States have long been “laboratories of democracy” where policymakers can try out certain innovative policies on a local or regional level that could eventually, if successful, become national programs. On the tech side, some states have sought to establish themselves as laboratories of blockchain. For example, this past week Vermont announced that it will work with vendors to launch a pilot program permitting new captive insurance companies to register with the Vermont Secretary of State using blockchain.
Across the country, Wyoming has been especially active in this area and reportedly desires to be a corporate-friendly “Delaware of the West” [subscription required] as well as a haven for blockchain and fintech business activity. To that end, the Wyoming legislature has advanced several blockchain-related bills through committee since the new year (following an active 2018, which saw the state pass a number of regulatory measures related to blockchain and digital assets).

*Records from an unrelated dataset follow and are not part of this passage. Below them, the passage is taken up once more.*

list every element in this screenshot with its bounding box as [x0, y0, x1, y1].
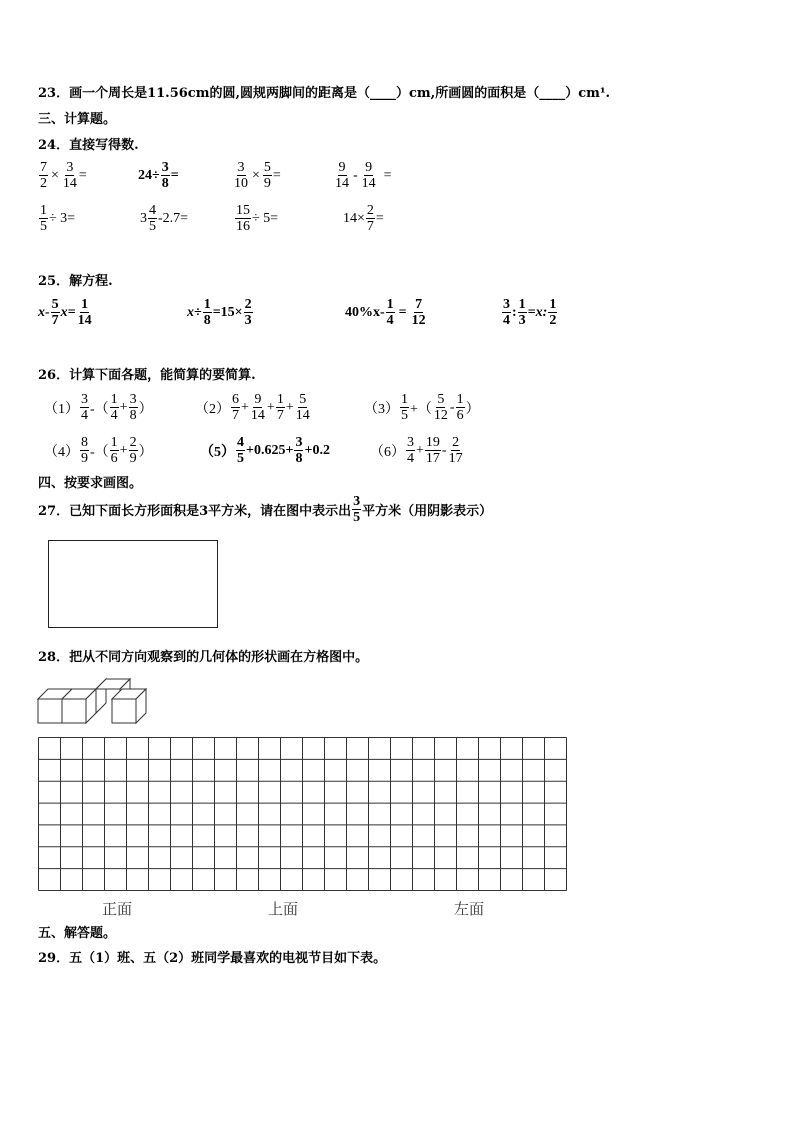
- numerator: 1: [276, 392, 284, 407]
- operator: ）: [138, 444, 153, 460]
- denominator: 3: [244, 313, 252, 328]
- operator: +（: [410, 401, 432, 417]
- fraction: [244, 297, 253, 328]
- denominator: 14: [250, 408, 265, 423]
- q24-expr-2: [138, 160, 179, 191]
- numerator: 1: [456, 392, 464, 407]
- q25-equation-1: [38, 297, 94, 328]
- fraction: [129, 435, 138, 466]
- grid-lines: [39, 738, 567, 891]
- fraction: [502, 297, 511, 328]
- denominator: 6: [456, 408, 464, 423]
- numerator: 3: [161, 160, 169, 175]
- fraction: [231, 392, 240, 423]
- q25-equation-4: [501, 297, 558, 328]
- expr-prefix: 3: [140, 210, 147, 226]
- operator: ×: [252, 167, 260, 183]
- denominator: 14: [361, 176, 376, 191]
- fraction: [203, 297, 212, 328]
- numerator: 3: [295, 435, 303, 450]
- q26-problem-3: [364, 392, 480, 423]
- denominator: 14: [62, 176, 77, 191]
- numerator: 1: [518, 297, 526, 312]
- question-27: [38, 494, 492, 525]
- question-24-title: 24．直接写得数.: [38, 138, 139, 153]
- q26-problem-4: [44, 435, 153, 466]
- numerator: 6: [232, 392, 239, 407]
- denominator: 4: [81, 408, 88, 423]
- square-grid[interactable]: [38, 737, 567, 891]
- numerator: 1: [40, 203, 47, 218]
- operator: -（: [90, 401, 109, 417]
- fraction: [400, 392, 409, 423]
- denominator: 4: [110, 408, 118, 423]
- expr-middle: =: [398, 304, 407, 320]
- numerator: 5: [263, 160, 271, 175]
- expr-prefix: 40%x-: [345, 304, 385, 320]
- problem-label: （6）: [370, 444, 405, 460]
- cube-figure-drawing: [38, 679, 146, 723]
- fraction: [161, 160, 170, 191]
- section-heading-calc: 三、计算题。: [38, 112, 117, 127]
- denominator: 9: [81, 451, 88, 466]
- fraction: [295, 392, 311, 423]
- denominator: 2: [40, 176, 47, 191]
- fraction: [366, 203, 375, 234]
- expr-middle: =x:: [527, 304, 548, 320]
- numerator: 7: [40, 160, 47, 175]
- numerator: 9: [365, 160, 373, 175]
- expr-middle: =15×: [212, 304, 243, 320]
- q25-equation-3: [345, 297, 428, 328]
- numerator: 3: [407, 435, 414, 450]
- q24-expr-5: [38, 203, 75, 234]
- q24-expr-8: [343, 203, 384, 234]
- denominator: 8: [295, 451, 303, 466]
- fraction: [263, 160, 272, 191]
- expr-prefix: 14×: [343, 210, 365, 226]
- question-26-title: 26．计算下面各题，能简算的要简算.: [38, 368, 256, 383]
- operator: +: [119, 442, 128, 458]
- question-28: 28．把从不同方向观察到的几何体的形状画在方格图中。: [38, 650, 369, 665]
- denominator: 3: [518, 313, 526, 328]
- denominator: 8: [129, 408, 137, 423]
- numerator: 3: [237, 160, 245, 175]
- fraction: [233, 160, 249, 191]
- denominator: 9: [129, 451, 137, 466]
- operator: +: [266, 399, 275, 415]
- numerator: 9: [254, 392, 262, 407]
- view-label-top: 上面: [268, 900, 299, 918]
- equals-sign: =: [375, 210, 384, 226]
- fraction: [433, 392, 449, 423]
- expr-suffix: ÷ 5=: [252, 210, 279, 226]
- fraction: [548, 297, 557, 328]
- denominator: 5: [149, 219, 156, 234]
- denominator: 7: [232, 408, 239, 423]
- fraction: [334, 160, 350, 191]
- numerator: 2: [452, 435, 460, 450]
- q26-problem-2: [195, 392, 312, 423]
- operator: +: [285, 399, 294, 415]
- denominator: 4: [407, 451, 414, 466]
- fraction: [110, 392, 119, 423]
- q24-expr-3: [232, 160, 281, 191]
- operator: -: [353, 167, 358, 183]
- fraction: [448, 435, 464, 466]
- denominator: 16: [236, 219, 250, 234]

Three bills that have passed through committee and will be considered by the full Wyoming House are:
- HB57, which would create a supervised, flexible, regulated fintech sandbox to test new products and services. Under the bill, “a person who makes an innovative financial product or service available to consumers in the financial technology sandbox may be granted a waiver of specified requirements imposed by statute or rule…if these statutes or rules do not currently permit the product or service to be made available to consumers.” Under HB57, companies would be required to submit an application for admission to the state’s fintech sandbox, and be subject to certain consumer protection and transparency provisions during their term.
- HB70, which would authorize the implementation of a blockchain-based commercial filing system for documents required to be filed with the secretary of state under certain provisions of Wyoming law. Unless superseded by subsequent legislation, the blockchain-based commercial filing system would be required to run in parallel alongside Wyoming’s existing system.
- HB62, which would establish that “open blockchain tokens” with certain specified “consumptive” characteristics that were not marketed to initial buyers as a financial investment are (along with “virtual currency”) intangible personal property – and not securities – under Wyoming state law. Under the bill, “consumptive” is defined as “a circumstance when a token is exchangeable for, or provided for the receipt of, services, content or real or tangible personal property, including rights of access to services, content or real or tangible personal property.” HB62 would repeal the Wyoming law passed in 2018 that established an exemption for certain “open blockchain tokens” under the state’s securities laws. According to the legislative findings set forth in HB62, such open blockchain tokens (as defined in both HB62 and the 2018 law) are not securities because a person who is sold that token cannot receive a cash payment or share of profits from a developer, but would instead receive a fixed amount of, or access rights to, consumptive goods or services; and, not being securities, there is no need to specifically exempt offers or sales of such tokens from the state’s securities laws. While the question of whether token sales are securities transactions subject to regulation under the federal securities laws is a fact-specific inquiry and remains not entirely settled, HB62 would carve out a subset of token sales from being classified as such under Wyoming state law.
Beyond these bills, the Wyoming legislature is considering other blockchain-related bills, including HB74 (which would enable the creation of special purpose depository banks that may be better suited to handle the elevated and unique risks relating to customer identification, anti-money laundering and beneficial ownership requirements posed by businesses using blockchain or dealing in digital assets) and HB185 (which would authorize Wyoming corporations to issue “certificate tokens” in lieu of stock certificates). Finally, this past Friday, the Wyoming legislature introduced SF125, a sweeping bill that would, among other things, facilitate qualified custodianship of digital assets as well as specify a taxonomy of digital assets and their treatment under the Uniform Commercial Code.
Blockchain businesses, as well as regulators, policymakers and legal practitioners, would do well to keep a close eye on the legal framework for blockchain and digital assets fast-developing in Wyoming’s legislative laboratory.